Trying to Perfect the Past Instead of Building the Future
- Dermot Duggan

- Oct 15, 2025
- 3 min read
Updated: Nov 6, 2025

I had a superb lunch recently with a CEO I’d coached for nearly six years. Over that time, I’d supported him through the highs and lows of scaling businesses, navigating funding rounds and leading global expansions. He had recently resigned from his company, a highly successful, scaled business he had grown from scratch to start a new AI-first venture. All at once, the words brave, mad, and necessary came into my head.
I pressed him on why he had taken this seemingly drastic step and his answer stunned me:
“I realised I was trying to perfect the past instead of building the future.”
This, of course, made me reflect on the dilemma many CEOs face today: Are we investing our time and energy perfecting what exists or are we bold enough to pursue what comes next?
This question is deeply existential. It’s not just about strategy or timing; it’s about identity, courage and the personal stakes of choosing a path. And with the AI boom, echoes of the dot-com era add another layer: Are we jumping from a solid, familiar entity into uncharted waters that may be overhyped? Am I moving from the frying pan into the fire?
The Evolve, Leap, or Innovate Framework:
CEOs essentially have three paths when facing these moments of disruption:
1. Evolve:
Continue building on your existing business, but push it to adapt and modernize. Assess what realistically can change, where AI or other innovations can add leverage, and ensure the team and operating rhythm can absorb those initiatives. This requires clear prioritization, disciplined execution, and constant reflection.
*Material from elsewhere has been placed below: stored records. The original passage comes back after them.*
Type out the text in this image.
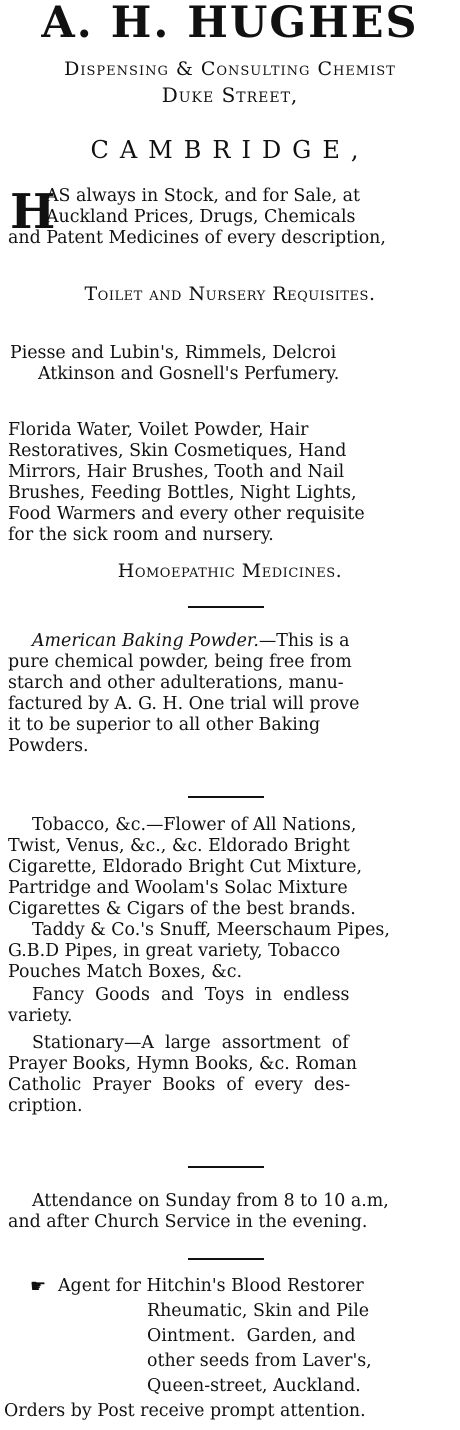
A. H. HUGHES
Dispensing & Consulting Chemist
Duke Street,
CAMBRIDGE,
H
AS always in Stock, and for Sale, at
Auckland Prices, Drugs, Chemicals
and Patent Medicines of every description,
Toilet and Nursery Requisites.
Piesse and Lubin's, Rimmels, Delcroi
Atkinson and Gosnell's Perfumery.
Florida Water, Voilet Powder, Hair
Restoratives, Skin Cosmetiques, Hand
Mirrors, Hair Brushes, Tooth and Nail
Brushes, Feeding Bottles, Night Lights,
Food Warmers and every other requisite
for the sick room and nursery.
Homoepathic Medicines.
American Baking Powder.—This is a
pure chemical powder, being free from
starch and other adulterations, manu-
factured by A. G. H. One trial will prove
it to be superior to all other Baking
Powders.
Tobacco, &c.—Flower of All Nations,
Twist, Venus, &c., &c. Eldorado Bright
Cigarette, Eldorado Bright Cut Mixture,
Partridge and Woolam's Solac Mixture
Cigarettes & Cigars of the best brands.
Taddy & Co.'s Snuff, Meerschaum Pipes,
G.B.D Pipes, in great variety, Tobacco
Pouches Match Boxes, &c.
Fancy  Goods  and  Toys  in  endless
variety.
Stationary—A  large  assortment  of
Prayer Books, Hymn Books, &c. Roman
Catholic  Prayer  Books  of  every  des-
cription.
Attendance on Sunday from 8 to 10 a.m,
and after Church Service in the evening.
☛ Agent for Hitchin's Blood Restorer
Rheumatic, Skin and Pile
Ointment.  Garden, and
other seeds from Laver's,
Queen-street, Auckland.
Orders by Post receive prompt attention.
It’s about incremental but high-impact change, balancing ambition with capacity.
2. Leap:
Start anew. Sometimes, the existing organization simply isn’t equipped to become AI-native or absorb transformational change quickly enough. In this scenario, a CEO may decide to build a completely new venture, approaching the market from a clean slate just like the CEO I referenced earlier. This path is high-risk and high-reward: it demands rapid learning, rigorous market validation and psychological readiness to live with the consequences, no matter the outcome. Your identity, reputation, and resources are all on the line.
3. Innovate:
The “startup within a startup.” Instead of leaving, create a small, autonomous team inside the existing company to explore transformative opportunities. This team has the freedom to experiment, test hypotheses, and validate ideas without destabilizing the core business. The goal is to harness the energy of innovation while maintaining the stability and momentum of the current company. As Steve Jobs once put it, “It’s better to be a pirate than join the navy” - but in this model, you get to be the pirate within the navy.
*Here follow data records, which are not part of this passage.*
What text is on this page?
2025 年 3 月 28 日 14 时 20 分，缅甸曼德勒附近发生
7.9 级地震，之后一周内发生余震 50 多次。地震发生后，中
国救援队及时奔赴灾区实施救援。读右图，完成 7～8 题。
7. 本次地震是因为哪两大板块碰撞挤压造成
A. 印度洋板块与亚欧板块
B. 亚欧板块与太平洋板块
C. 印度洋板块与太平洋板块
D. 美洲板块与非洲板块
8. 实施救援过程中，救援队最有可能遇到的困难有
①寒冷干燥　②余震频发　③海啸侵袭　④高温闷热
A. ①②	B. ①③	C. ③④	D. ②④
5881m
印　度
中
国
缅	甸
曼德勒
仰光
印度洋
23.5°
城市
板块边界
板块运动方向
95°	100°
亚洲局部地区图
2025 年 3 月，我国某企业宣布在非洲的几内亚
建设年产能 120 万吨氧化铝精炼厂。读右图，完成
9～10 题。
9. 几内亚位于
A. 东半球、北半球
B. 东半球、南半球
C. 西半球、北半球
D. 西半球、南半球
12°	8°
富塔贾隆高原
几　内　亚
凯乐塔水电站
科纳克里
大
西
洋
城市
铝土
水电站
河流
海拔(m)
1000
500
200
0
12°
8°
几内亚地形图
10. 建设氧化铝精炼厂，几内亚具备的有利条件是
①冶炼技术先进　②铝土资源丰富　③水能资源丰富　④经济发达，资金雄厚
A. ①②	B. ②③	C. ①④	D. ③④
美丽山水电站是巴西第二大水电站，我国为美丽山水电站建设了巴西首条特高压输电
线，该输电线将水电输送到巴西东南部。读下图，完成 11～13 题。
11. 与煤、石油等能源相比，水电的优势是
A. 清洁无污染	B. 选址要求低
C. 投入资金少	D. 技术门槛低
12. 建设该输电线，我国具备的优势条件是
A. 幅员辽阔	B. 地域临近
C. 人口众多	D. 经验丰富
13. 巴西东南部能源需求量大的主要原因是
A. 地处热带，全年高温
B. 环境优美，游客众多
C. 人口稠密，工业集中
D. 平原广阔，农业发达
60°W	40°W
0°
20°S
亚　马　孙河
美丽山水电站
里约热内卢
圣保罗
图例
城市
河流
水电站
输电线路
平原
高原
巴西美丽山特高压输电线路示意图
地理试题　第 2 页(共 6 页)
For many CEOs, this is not just a strategic choice, it’s an emotional reckoning.
Am I still the right leader for the business I built?
Is my energy going into defending the past or creating the future?
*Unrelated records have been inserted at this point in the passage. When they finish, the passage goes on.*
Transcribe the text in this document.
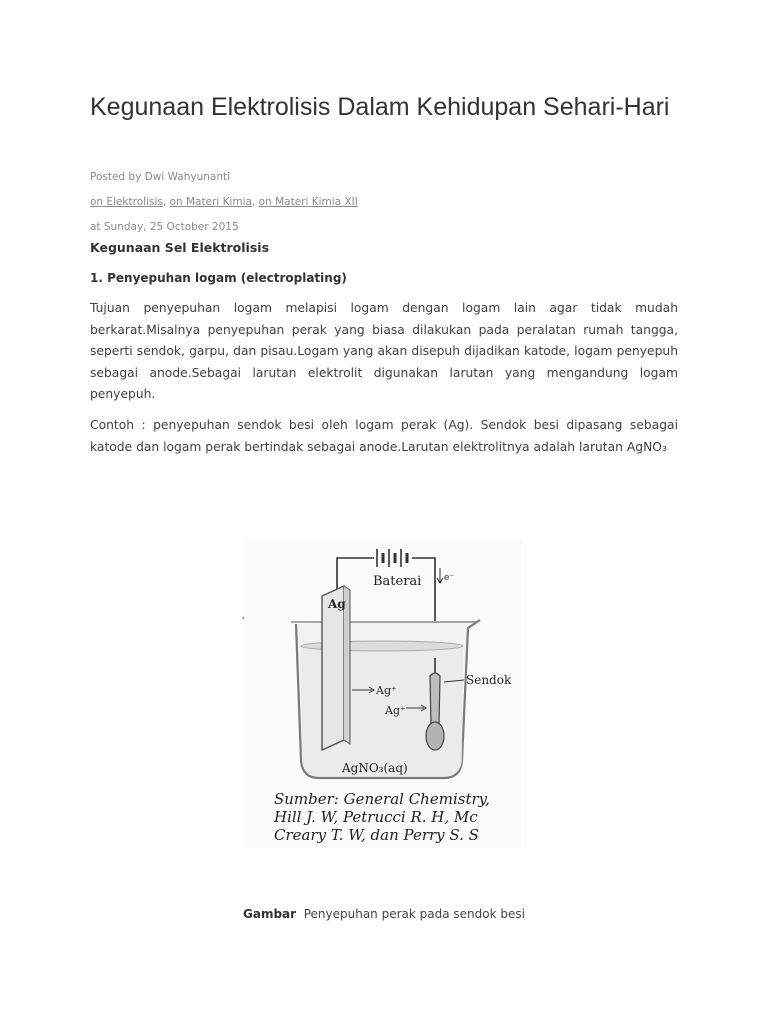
Kegunaan Elektrolisis Dalam Kehidupan Sehari-Hari
Posted by Dwi Wahyunanti
on Elektrolisis, on Materi Kimia, on Materi Kimia XII
at Sunday, 25 October 2015
Kegunaan Sel Elektrolisis
1. Penyepuhan logam (electroplating)

Tujuan penyepuhan logam melapisi logam dengan logam lain agar tidak mudah berkarat.Misalnya penyepuhan perak yang biasa dilakukan pada peralatan rumah tangga, seperti sendok, garpu, dan pisau.Logam yang akan disepuh dijadikan katode, logam penyepuh sebagai anode.Sebagai larutan elektrolit digunakan larutan yang mengandung logam penyepuh.

Contoh : penyepuhan sendok besi oleh logam perak (Ag). Sendok besi dipasang sebagai katode dan logam perak bertindak sebagai anode.Larutan elektrolitnya adalah larutan AgNO₃

Baterai	e⁻
Ag
Sendok
Ag⁺
Ag⁺
AgNO₃(aq)
Sumber: General Chemistry,
Hill J. W, Petrucci R. H, Mc
Creary T. W, dan Perry S. S
Gambar Penyepuhan perak pada sendok besi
If I were starting from scratch today, would I still build the same company?
The truth is: there’s no single right answer. Some CEOs rediscover their drive by evolving their existing company and embedding innovation at the core. Others find liberation and renewed energy in starting afresh. What matters most is that the decision is made consciously, not reactively. Because in a world where AI is redrawing the map, trying to perfect the past may feel safe, but it’s often the most dangerous move of all.
So whether you choose to evolve, leap, or innovate, do so with clarity, conviction and courage. The future belongs not to those who protect what was, but to those who dare to build what’s next.
A few questions for you to reflect upon:
Identity and Impact: Which path aligns more closely with the legacy and impact I want to leave: perfecting what exists, or building something entirely new?
Organizational Readiness: Does my current team and structure have the capacity to absorb meaningful change, or would a fresh start unlock higher potential?
Risk Perspective: Am I prepared - mentally, financially, and emotionally - to live with the consequences of the decision I make, whatever they may be?